ETC5521 Tutorial 7

Bivariate dependencies and relationships, transformations to linearise

Author

Prof. Di Cook

Published

September 7, 2023

🎯 Objectives

These are exercises in making scatterplots and variations to examine association between two variables, and to make practice using transformations.

🔧 Preparation

The reading for this week is Wilke (2019) Ch 12 Visualizing associations. - Complete the weekly quiz, before the deadline! - Install the following R-packages if you do not have them already:

install.packages(c("VGAMdata", "Sleuth2", "colorspace", "nullabor", "broom", "patchwork"))
  • Open your RStudio Project for this unit, (the one you created in week 1, eda or ETC5521). Create a .Rmd document for this week’s activities.
  • Note for Tutors: Randomly allocate one of the problems to each student. Give them 30-40 minutes to work on the problem. Then in the last 30 minutes discuss each one, and the findings with entire tutorial.

Exercise 1: Olympics

We have seen from the lecture that the Athletics category has too many different types of athletics in it for it to be a useful group for studying height and weight. There is another variable called Event which contains more specific information.

# Read-in data
data(oly12, package = "VGAMdata")
  1. Tabulate Event for just the Sport category Athletics, and decide which new categories to create.
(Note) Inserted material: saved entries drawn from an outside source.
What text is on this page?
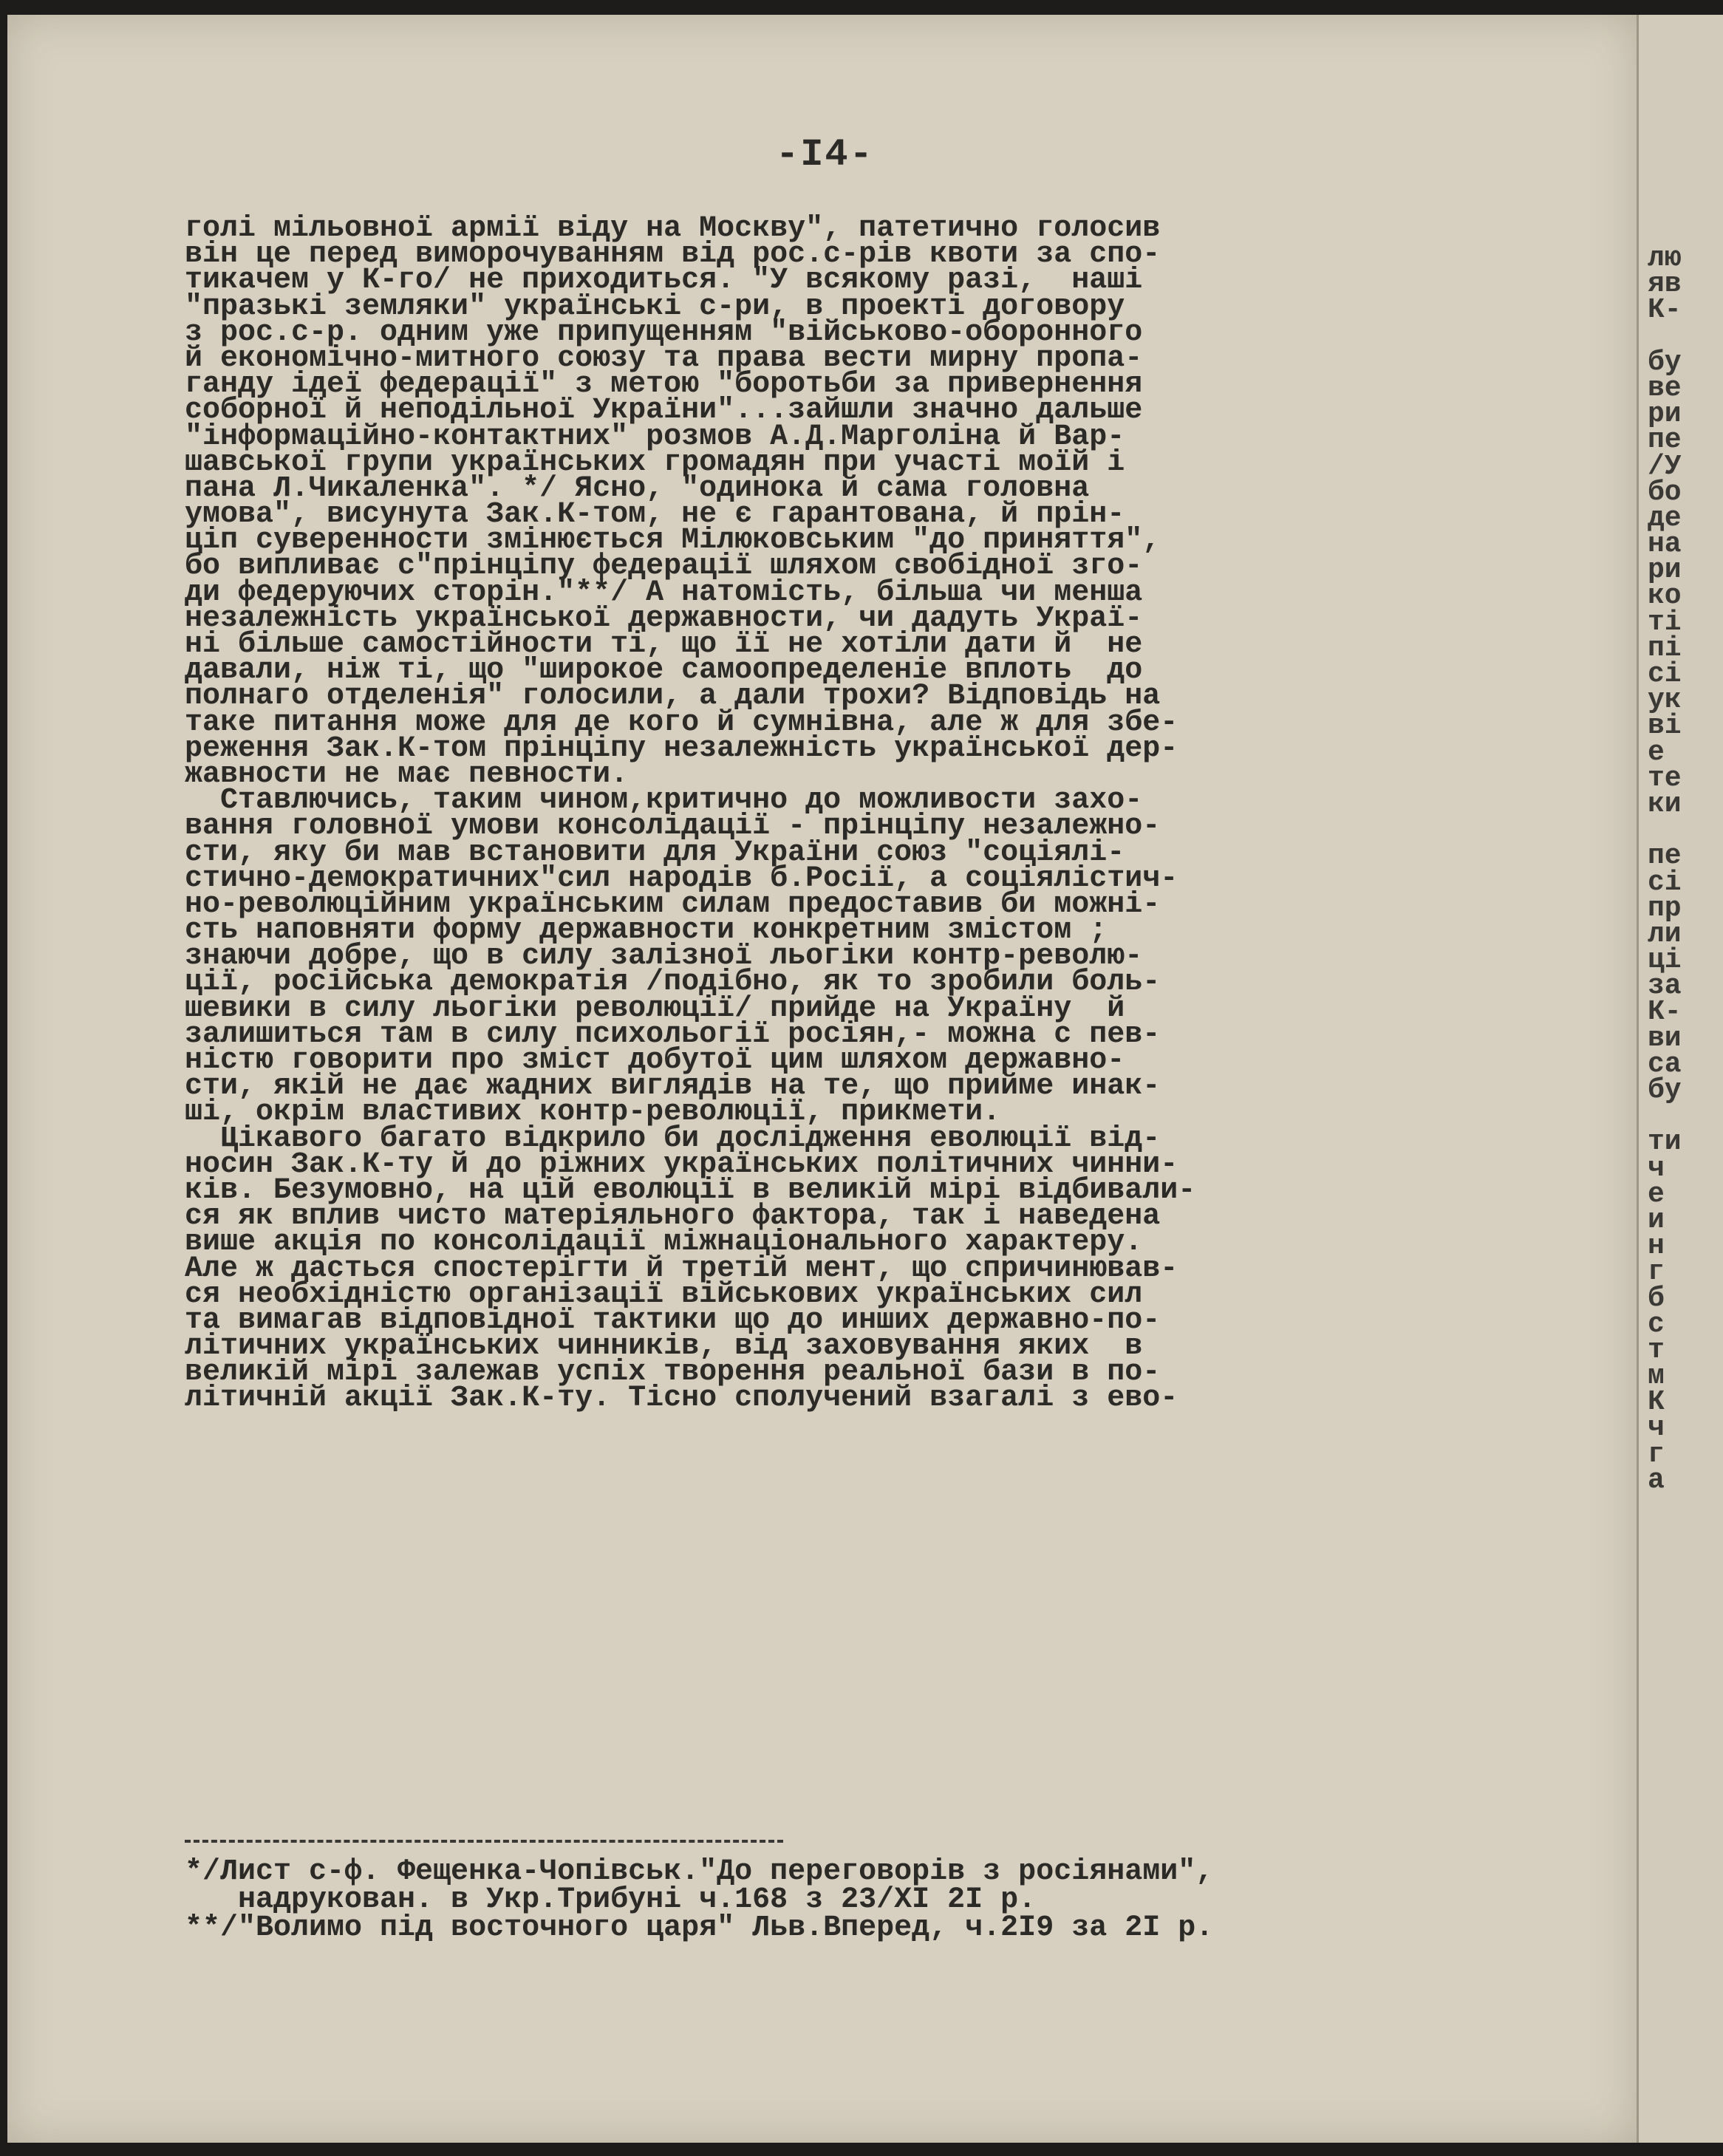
-I4-
голі мільовної армії віду на Москву", патетично голосив
він це перед виморочуванням від рос.с-рів квоти за спо-
тикачем у К-го/ не приходиться. "У всякому разі,  наші
"празькі земляки" українські с-ри, в проекті договору
з рос.с-р. одним уже припущенням "військово-оборонного
й економічно-митного союзу та права вести мирну пропа-
ганду ідеї федерації" з метою "боротьби за привернення
соборної й неподільної України"...зайшли значно дальше
"інформаційно-контактних" розмов А.Д.Марголіна й Вар-
шавської групи українських громадян при участі моїй і
пана Л.Чикаленка". */ Ясно, "одинока й сама головна
умова", висунута Зак.К-том, не є гарантована, й прін-
ціп суверенности змінюється Мілюковським "до приняття",
бо випливає с"прінціпу федерації шляхом свобідної зго-
ди федеруючих сторін."**/ А натомість, більша чи менша
незалежність української державности, чи дадуть Украї-
ні більше самостійности ті, що її не хотіли дати й  не
давали, ніж ті, що "широкое самоопределеніе вплоть  до
полнаго отделенія" голосили, а дали трохи? Відповідь на
таке питання може для де кого й сумнівна, але ж для збе-
реження Зак.К-том прінціпу незалежність української дер-
жавности не має певности.
Ставлючись, таким чином,критично до можливости захо-
вання головної умови консолідації - прінціпу незалежно-
сти, яку би мав встановити для України союз "соціялі-
стично-демократичних"сил народів б.Росії, а соціялістич-
но-революційним українським силам предоставив би можні-
сть наповняти форму державности конкретним змістом ;
знаючи добре, що в силу залізної льогіки контр-револю-
ції, російська демократія /подібно, як то зробили боль-
шевики в силу льогіки революції/ прийде на Україну  й
залишиться там в силу психольогії росіян,- можна с пев-
ністю говорити про зміст добутої цим шляхом державно-
сти, якій не дає жадних виглядів на те, що прийме инак-
ші, окрім властивих контр-революції, прикмети.
Цікавого багато відкрило би дослідження еволюції від-
носин Зак.К-ту й до ріжних українських політичних чинни-
ків. Безумовно, на цій еволюції в великій мірі відбивали-
ся як вплив чисто матеріяльного фактора, так і наведена
више акція по консолідації міжнаціонального характеру.
Але ж дасться спостерігти й третій мент, що спричинював-
ся необхідністю організації військових українських сил
та вимагав відповідної тактики що до инших державно-по-
літичних українських чинників, від заховування яких  в
великій мірі залежав успіх творення реальної бази в по-
літичній акції Зак.К-ту. Тісно сполучений взагалі з ево-
*/Лист с-ф. Фещенка-Чопівськ."До переговорів з росіянами",
надрукован. в Укр.Трибуні ч.168 з 23/ХІ 2І р.
**/"Волимо під восточного царя" Льв.Вперед, ч.2І9 за 2І р.
лю
яв
К-
бу
ве
ри
пе
/У
бо
де
на
ри
ко
ті
пі
сі
ук
ві
е
те
ки
пе
сі
пр
ли
ці
за
К-
ви
са
бу
ти
ч
е
и
н
г
б
с
т
м
К
ч
г
а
World Athletics, the sport’s governing body, defines athletics in six disciplines: track and field, road running, race walking, cross country running, mountain running, and trail running wikipedia.

That’s not so helpful! Track and field should be two different groups. I suggest running (short, middle and long distance), throwing, jumping, walking, and Decathlon (men) or Heptathlon (women)

  1. Create the new categories, in steps, creating a new binary variable for each. The function str_detect is useful for searching for text patterns in a string. It also helps to know about regular expressions to work with strings like this. And there are two sites, which are great for learning: Regex puzzles, Information and testing board
# Give each athlete an id as unique identifier to facilitate relational joins
oly12 <- oly12 %>%
  mutate(id = row_number(), .before = Name)

# For athletes with > 1 event, separate each event into a row
oly12_ath <- oly12 %>%
  filter(Sport == "Athletics") %>%
  separate_rows(Event, sep = ", ")

# Determine athlete types into 7 categories
oly12_ath <- oly12_ath %>%
  mutate(
    Ath_type = case_when(
      # 100m, 110m Hurdles, 200m, 400m, 400m hurdles, 800m, 4 x 100m relay, 4 x 400m relay,
      str_detect(Event, "[1248]00m|Hurdles") ~ "Short distance",
      # 1500m, 3000m Steeplechase, 5000m
      str_detect(Event, "1500m|5000m|Steeplechase") ~ "Middle distance",
      # 10,000m, Marathon
      str_detect(Event, ",000m|Marathon") ~ "Long distance",
      # 20km Race walk, Men's 50km Race walk
      str_detect(Event, "Walk") ~ "Walking",
      # discus throw, hammer throw, javelin throw, shot put,
      str_detect(Event, "Throw|Put") ~ "Throwing",
      # high jump, long jump, triple jump, pole vault
      str_detect(Event, "Jump|Pole Vault") ~ "Jumping",
      # decathlon (men) or heptathlon (women)
      str_detect(Event, "Decathlon|Heptathlon") ~ "Decathlon/Heptathlon"
    )
  )

# Remove rows with > 1 of the same athlete type
oly12_ath <- oly12_ath %>%
  select(-Event) %>%
  distinct()

# Add events back to each athlete
oly12_ath <- oly12_ath %>%
  left_join(
    select(.data = oly12, c(Event, id)),
    by = "id"
  )
  1. Make several plots to explore the association between height and weight for the different athletic categories, eg scatterplots faceted by sex and event type, with/without free scales, linear models for the different subsets, overlaid on the same plot, 2D density plots faceted by sex and event type, with free scales.
library(colorspace)
ggplot(data = oly12_ath, aes(x = Height, y = Weight)) +
  geom_point(alpha = 0.4) +
  facet_grid(Sex ~ Ath_type)
Warning: Removed 222 rows containing missing values (`geom_point()`).